Meriwether Lewis commanded the most important exploration mission in the early history of the United States. Clay S. Jenkinson takes a fresh look at Lewis, not to offer a paper cutout hero but to describe and explain a hyperserious young man of great complexity who found the wilderness of Upper Louisiana as exacting as it was exhilarating.
Jenkinson sees Lewis as a troubled soul before he left St. Charles, Missouri, in May 1804. His experiences in lands "upon which the foot of civilized man had never trodden" further fractured his sense of himself. His hiring William Clark as his "partner in discovery" was, Jenkinson shows, the most intelligent decision he ever made. When Clark was nearby, Lewis's leadership was stable and productive. When Clark was absent and thus unable to provide a calming influence on his mercurial friend, Lewis tended to get into trouble. Jenkinson argues that if Clark had been with Lewis on the Natchez Trace, the governor of Upper Louisiana would not have killed himself. Jenkinson sees Lewis's 1809 suicide not as an inexplicable mystery, but the culmination of a series of pressures that extend back to the expedition and perhaps even earlier.

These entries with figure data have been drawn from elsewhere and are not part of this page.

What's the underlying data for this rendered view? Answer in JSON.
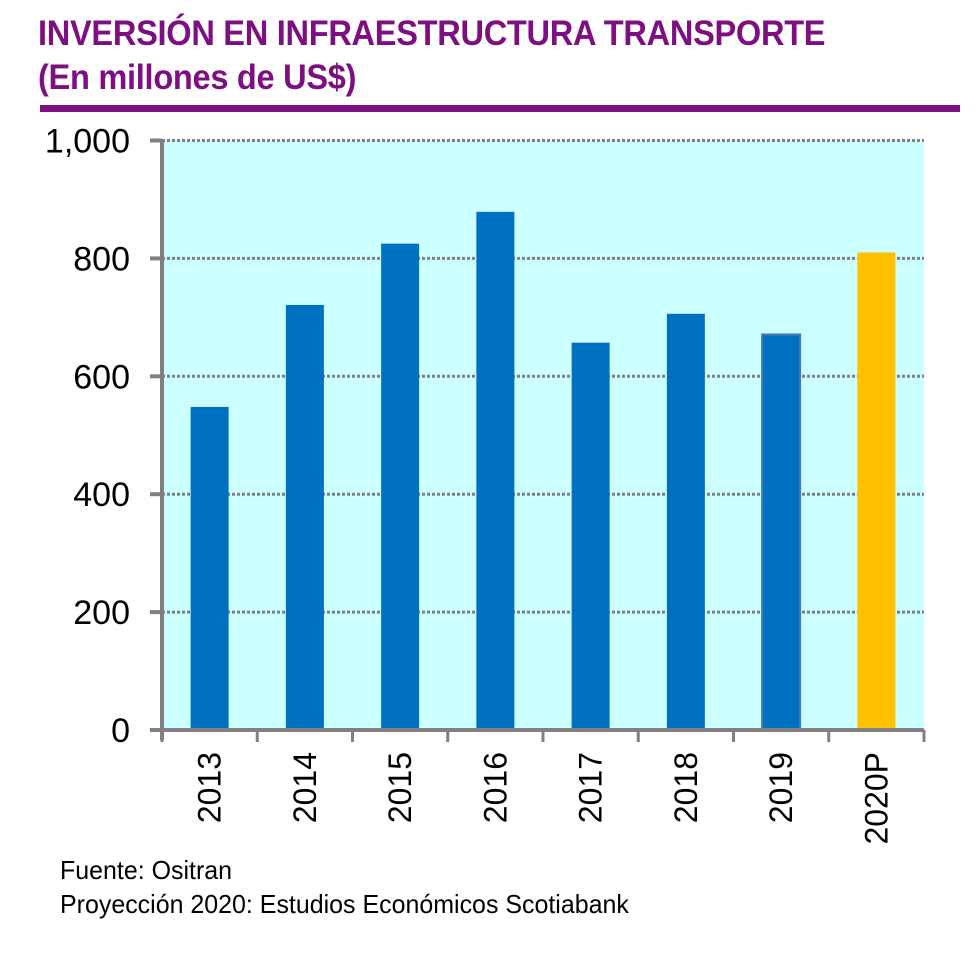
{
  "header": {
    "title_line1": "INVERSIÓN EN INFRAESTRUCTURA TRANSPORTE",
    "title_line2": "(En millones de US$)"
  },
  "footer": {
    "source": "Fuente: Ositran",
    "projection_note": "Proyección 2020: Estudios Económicos Scotiabank"
  },
  "colors": {
    "title": "#7d0f80",
    "bar_actual": "#0070c0",
    "bar_projection": "#ffc000",
    "plot_background": "#ccffff",
    "grid": "#808080",
    "axis": "#808080"
  },
  "chart_data": {
    "type": "bar",
    "title": "INVERSIÓN EN INFRAESTRUCTURA TRANSPORTE (En millones de US$)",
    "xlabel": "",
    "ylabel": "",
    "categories": [
      "2013",
      "2014",
      "2015",
      "2016",
      "2017",
      "2018",
      "2019",
      "2020P"
    ],
    "values": [
      548,
      721,
      825,
      879,
      657,
      706,
      671,
      810
    ],
    "bar_types": [
      "actual",
      "actual",
      "actual",
      "actual",
      "actual",
      "actual",
      "actual",
      "projection"
    ],
    "ylim": [
      0,
      1000
    ],
    "yticks": [
      0,
      200,
      400,
      600,
      800,
      1000
    ],
    "ytick_labels": [
      "0",
      "200",
      "400",
      "600",
      "800",
      "1,000"
    ],
    "grid": true,
    "grid_style": "dotted",
    "legend": "none"
  }
}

The Character of Meriwether Lewis: Explorer in the Wilderness is a revision of an earlier book, greatly expanded with new scholarship and insights gained through Jenkinson's extensive participation in the Lewis and Clark Expedition Bicentennial. Jenkinson discusses Lewis's sense of humor, his oft-stated fear that the expedition he was leading might collapse, his self-conscious learnedness, and his inability to re-enter "polite society" after his return. The book attempts to reconstruct from Lewis's journal entries and letters his rich, troubled personality and his aspirations to heroism. When the American mythology surrounding him is removed and Lewis is allowed to reveal himself, he emerges as a fuller, more human, and endlessly fascinating explorer.